By Jay Fidell
The recession is settling in, and the signs of it are becoming more deep seated and profound all the time. The Tax Office is trying really hard to increase revenues to the state to do what it can to ameliorate the budget crisis. But sometimes that’s downright destructive, and goes too far.
In recent years, 221 was used most often for energy projects - appreciated or not, it was a friend of Linda Lingle’s Clean Energy Policy. Now, the indigenous tax incentives of 221 are gone, leaving federal tax benefits to incentivize energy investment, but the Lingle Administration is attacking them too.
According to a memo circulated this week by accountant Alan Schlissel of KMH LLP, the State Tax Office is taxing the federal tax incentives. Although it doesn’t have the power to affect the federal benefits directly, it’s moving to make them smaller by imposing state tax on them.
• The Tax Office will now subject cash rebates of the federal renewable energy credit to the general excise tax of 4.5% or more if it is increased.
• The Tax Office could also subject the energy credit to state income tax. They have not yet said they will make it exempt. Hawaii’s maximum income tax is 11% for individuals and 6.4% for corporations.
• At present, the renewable energy credit is not available to insurance companies. Before, they made large investments in high tech companies and thus contributed to the growth of the industry. Absent an incentive to invest locally, they will invest on the mainland.
Schlissel concludes that these issues will have a significant impact on whether energy projects can be financed and built here, and points out that although Linda Lingle has set ambitious goals for fossil fuel reduction, these issues could have an effect on whether we can meet those goals.
While we can certainly sympathize with the administration’s desire to increase tax revenues in the face of the burgeoning budget crisis, taxing the federal energy incentives after killing 221 only adds insult to injury. Why does the administration still insist on cutting these critical incentives?
When the administration rolled out the Momentum Commission and the Innovation Economy, every talking head in government was sent on the campaign trail. But talk it only was, and six months later no one could find any indication that the administration had actually done anything.
The jury is still out on whether the administration’s Clean Energy Initiative will succeed, and the question of the day is what effect the administration’s inconsistent policies on energy will have on its remaining credibility, on the growth of the industry and on the reputation of the state.
We need policy that’s consistent. If you believe in energy, why not support it whenever and wherever possible. Why undermine it year after year by cutting off the supply of capital to local entrepreneurs. Doing that, if we have energy, we’ll have it from outside but not local interests.
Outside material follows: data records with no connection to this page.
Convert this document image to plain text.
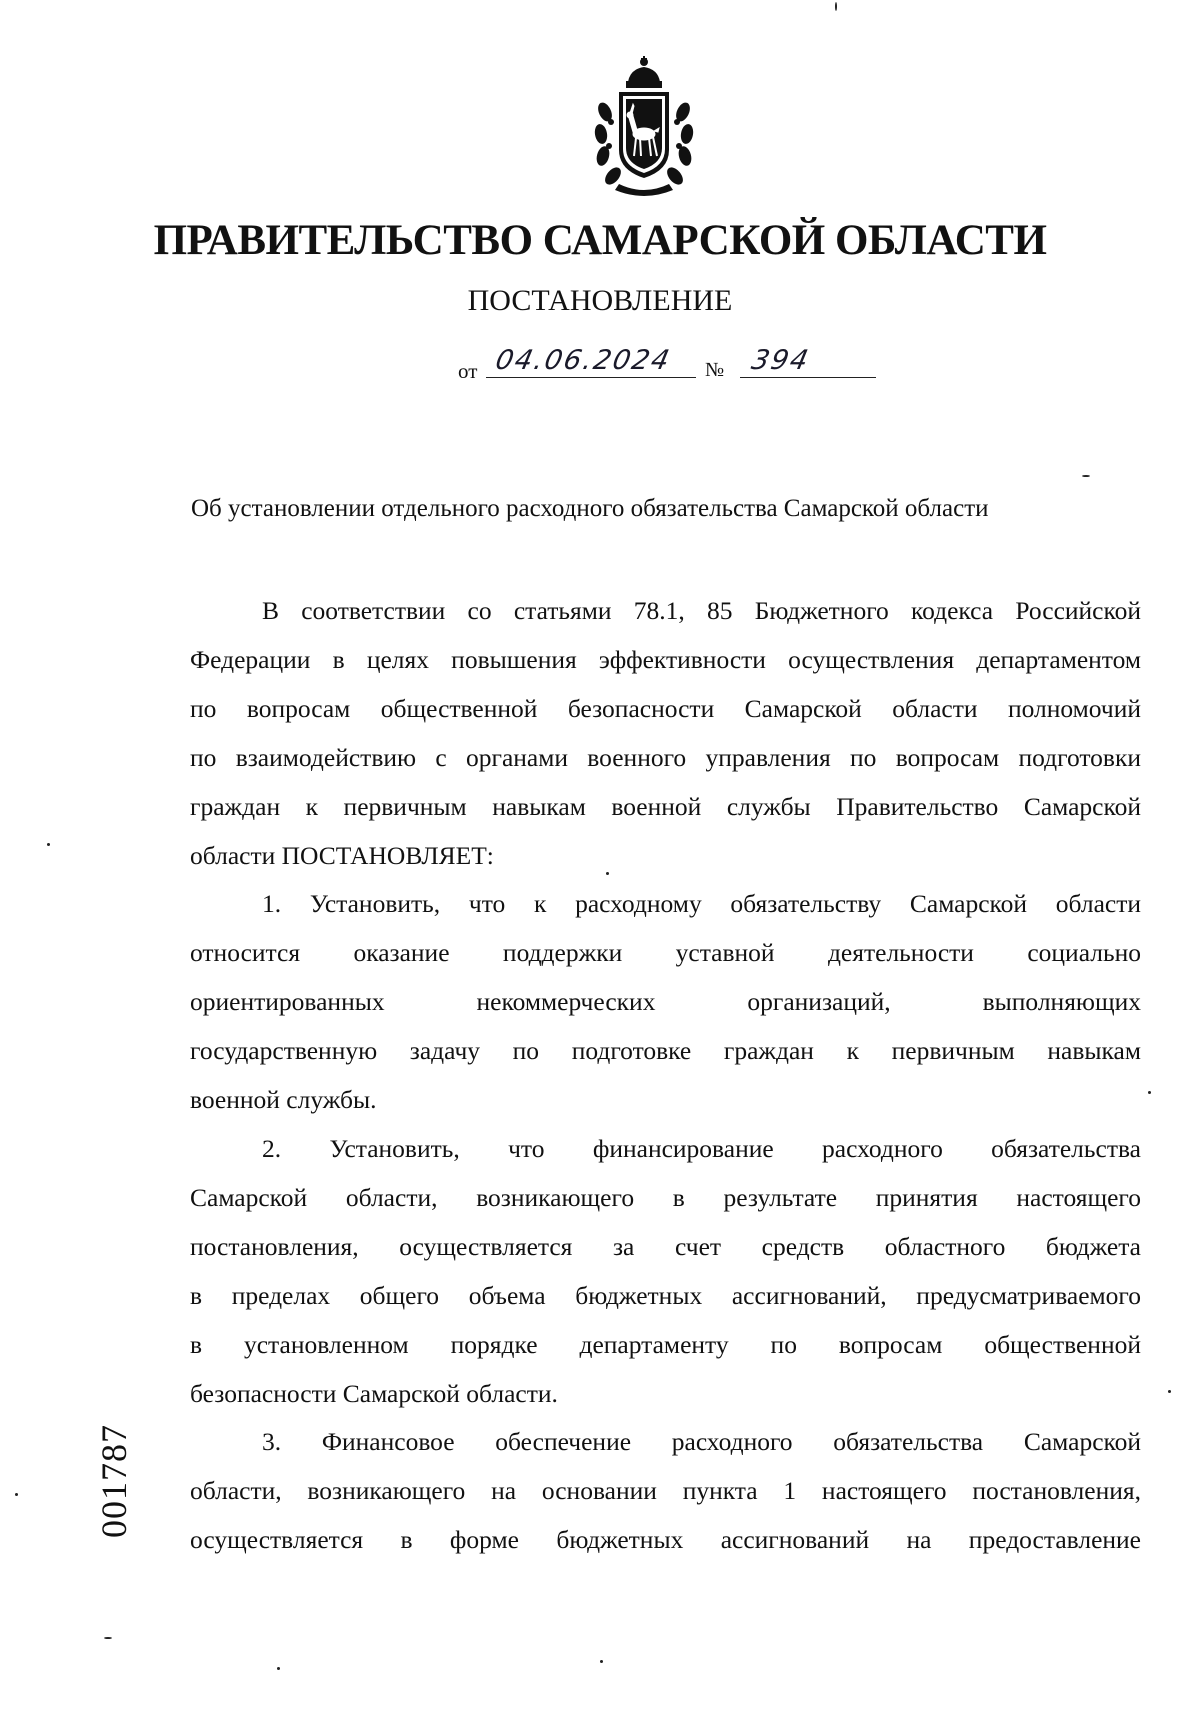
ПРАВИТЕЛЬСТВО САМАРСКОЙ ОБЛАСТИ
ПОСТАНОВЛЕНИЕ
от 04.06.2024 № 394
Об установлении отдельного расходного обязательства Самарской области

В соответствии со статьями 78.1, 85 Бюджетного кодекса Российской
Федерации в целях повышения эффективности осуществления департаментом
по вопросам общественной безопасности Самарской области полномочий
по взаимодействию с органами военного управления по вопросам подготовки
граждан к первичным навыкам военной службы Правительство Самарской
области ПОСТАНОВЛЯЕТ:

1. Установить, что к расходному обязательству Самарской области
относится оказание поддержки уставной деятельности социально
ориентированных некоммерческих организаций, выполняющих
государственную задачу по подготовке граждан к первичным навыкам
военной службы.

2. Установить, что финансирование расходного обязательства
Самарской области, возникающего в результате принятия настоящего
постановления, осуществляется за счет средств областного бюджета
в пределах общего объема бюджетных ассигнований, предусматриваемого
в установленном порядке департаменту по вопросам общественной
безопасности Самарской области.

3. Финансовое обеспечение расходного обязательства Самарской
области, возникающего на основании пункта 1 настоящего постановления,
осуществляется в форме бюджетных ассигнований на предоставление

001787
When will we learn that large projects invariably require government support, that growing local companies is better for our economy than inviting companies from elsewhere, that local capital is preferable to capital from offshore, and that consistent and focused policy is better than the bunny trail policy we so often see in Hawaii.
Given the record of this administration, it looks like the Clean Energy Initiative could easily go the way of the Momentum Commission and the Innovation Economy. We can wait and hope that future administrations will know better, but that won’t help us repair the current inconsistency.
Sadly, we already know that in Hawaii, Aloha often means standing aside and letting things evolve at their own pace. That way we don’t have to get in anybody’s face, and it all works out the way it was supposed to - by a series of impressive sound bites, soon fading and quickly forgotten.
Forgetting those sound bites does us all a disservice – after all, he who can’t remember the past is doomed to repeat it. On the other hand, he who can remember the past really needs to do something about the future.